Tal vez la pintura sea expresar aquello que no se puede verbalizar, regresar a un tiempo que ya nada nos lo puede devolver y se ha quedado, para siempre, vaporoso e inaccesible, tras los cristales; tal vez la pintura, actualmente, cuando va perdiendo la voz y la materia, sea mirarse a sí misma, en su historia y renacer como un susurro, como una frágil criatura, fortalecida en los márgenes; tal vez sea un remanso de sosiego entre tantas convulsiones y tal vez restablezca, más allá del reinado de la imagen en movimiento, en los ojos la mirada, la posibilidad, otra vez, de reconocernos; tal vez la pintura se encuentre, para siempre, condenada a vivir en un laberinto, amenazada por el Minotauro de los nuevos lenguajes, esperando una Ariadna como Chechu Álava (Piedras Blancas, 1973) que le facilita el hilo para encontrar la salida. Lo cierto es que nunca como en esta última etapa la obra de Chechu había profundizado tanto en la poética de la aparición, que lejos de cualquier pulsión fantasmagórica se da como contemplación, surgiendo del inconsciente las visiones de Camille Claudel o Ana Pavlova, entre otros personajes históricos que nos traen instantes emocionales.

Chechu en el catálogo "Retrato de familia" publicado con motivo de la exposición colectiva del mismo título en Valey Centro Cultural de Castrillón, mantenía una conversación con sus hermanos (Luis y Juan), con los que participó en la muestra, en la que afirmaba que "Casi ninguno de mis cuadros son retratos propiamente dichos. Muchos de ellos no provienen de una persona "real", más bien son una especie de frankensteins, pues la cabeza, las piernas, los brazos proceden de fuentes o referencias distintas. Más que retratos, algunos son arquetipos. Tal vez también sean autorretratos? Y en ciertas ocasiones son el reflejo lejano de la persona que me inspiró, una reminiscencia, como la huella en la arena". Esta larga cita resume muy bien el concepto de retrato para la artista, como reflejo de una contemporaneidad pictórica que no responde a lo mimético, a una representación fidedigna de la realidad, y liberado, por tanto, de la presión de la copia pasa a una etapa superior: aquella que ya no pretende el parecido sino la desocultación. Pero, además, buscando un espacio allí donde se extiende el dominio de lo fotográfico, sin negarlo, pero urdiendo otra belleza y, por último, reconociendo el fragmento -lo frankenstein- como una característica de estos tiempos.

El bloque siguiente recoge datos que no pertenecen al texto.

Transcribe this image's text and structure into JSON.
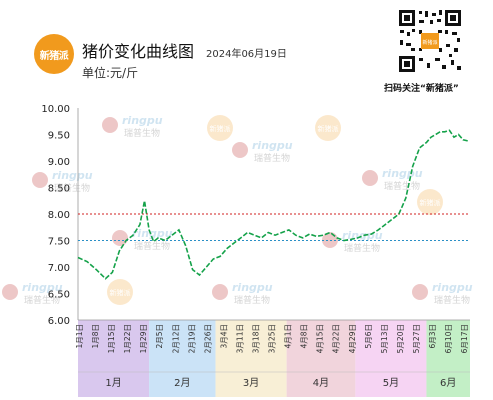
{
  "header": {
    "logo_text": "新猪派",
    "title": "猪价变化曲线图",
    "date": "2024年06月19日",
    "unit": "单位:元/斤",
    "qr_caption": "扫码关注“新猪派”",
    "qr_center_text": "新猪派"
  },
  "watermarks": {
    "brand": "ringpu",
    "brand_cn": "瑞普生物",
    "badge": "新猪派"
  },
  "colors": {
    "line": "#15a24a",
    "ref_high": "#d02020",
    "ref_low": "#2a8fc6",
    "logo": "#f19a1d"
  },
  "chart_data": {
    "type": "line",
    "title": "猪价变化曲线图",
    "ylabel": "元/斤",
    "ylim": [
      6.0,
      10.0
    ],
    "y_ticks": [
      "6.00",
      "6.50",
      "7.00",
      "7.50",
      "8.00",
      "8.50",
      "9.00",
      "9.50",
      "10.00"
    ],
    "x_ticks": [
      "1月1日",
      "1月8日",
      "1月15日",
      "1月22日",
      "1月29日",
      "2月5日",
      "2月12日",
      "2月19日",
      "2月26日",
      "3月4日",
      "3月11日",
      "3月18日",
      "3月25日",
      "4月1日",
      "4月8日",
      "4月15日",
      "4月22日",
      "4月29日",
      "5月6日",
      "5月13日",
      "5月20日",
      "5月27日",
      "6月3日",
      "6月10日",
      "6月17日"
    ],
    "months": [
      {
        "label": "1月",
        "start": 0,
        "end": 31,
        "color": "#d9c8ee"
      },
      {
        "label": "2月",
        "start": 31,
        "end": 60,
        "color": "#cbe3f7"
      },
      {
        "label": "3月",
        "start": 60,
        "end": 91,
        "color": "#f8efd6"
      },
      {
        "label": "4月",
        "start": 91,
        "end": 121,
        "color": "#f1d4dc"
      },
      {
        "label": "5月",
        "start": 121,
        "end": 152,
        "color": "#f6d4f3"
      },
      {
        "label": "6月",
        "start": 152,
        "end": 171,
        "color": "#c3efc6"
      }
    ],
    "reference_lines": [
      {
        "value": 8.0,
        "color": "#d02020"
      },
      {
        "value": 7.5,
        "color": "#2a8fc6"
      }
    ],
    "series": [
      {
        "x": [
          0,
          4,
          8,
          12,
          15,
          18,
          21,
          24,
          27,
          29,
          31,
          33,
          35,
          38,
          41,
          44,
          47,
          50,
          53,
          56,
          59,
          62,
          65,
          68,
          71,
          74,
          77,
          80,
          83,
          86,
          89,
          92,
          95,
          98,
          101,
          104,
          107,
          110,
          113,
          116,
          119,
          122,
          125,
          128,
          131,
          134,
          137,
          140,
          143,
          146,
          149,
          152,
          154,
          156,
          158,
          160,
          162,
          164,
          166,
          168,
          170
        ],
        "y": [
          7.18,
          7.1,
          6.95,
          6.78,
          6.9,
          7.3,
          7.5,
          7.6,
          7.8,
          8.25,
          7.7,
          7.48,
          7.55,
          7.5,
          7.6,
          7.7,
          7.4,
          6.95,
          6.85,
          7.0,
          7.15,
          7.2,
          7.35,
          7.45,
          7.55,
          7.65,
          7.6,
          7.55,
          7.65,
          7.6,
          7.65,
          7.7,
          7.6,
          7.55,
          7.62,
          7.58,
          7.6,
          7.65,
          7.55,
          7.5,
          7.52,
          7.55,
          7.6,
          7.62,
          7.7,
          7.8,
          7.9,
          8.0,
          8.3,
          8.9,
          9.25,
          9.35,
          9.45,
          9.5,
          9.55,
          9.55,
          9.58,
          9.45,
          9.5,
          9.4,
          9.38
        ]
      }
    ]
  }
}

Nos encontramos, entonces, con una pintura meditativa, visiones desenfocadas y trabajadas con veladuras, con los personajes de otra época que parecen desvanecerse tras una breve y sorprendente aparición. Estos cuadros, en su mayoría de pequeño formato, contienen historias atemporales, conversaciones literarias con Sylvia Plath, pictóricas alrededor de Frida u Olympia y personales, rememorando amores en Hyde Park. Pero la narración es sobrepasada por la emoción que es la auténtica clave para sentirlos tan cercanos, para traerlos a este tiempo al que ya no pertenecen aunque, están ahí, en una nebulosa cromática, acompañándonos. Y sigue estando presente ese aliento espiritual que en los últimos años late en la pintura de Chechu, esa necesidad de vaciarse, ese anhelo por lo inaprensible, ese rumor, ese silencio, ya indiferente a todo, cuando la mano va sola y en el pincel vienen los muertos. De estas ausencias, de estas invocaciones, esta hecho el ovillo pictórico, misteriosamente hermoso, de Chechu Álava.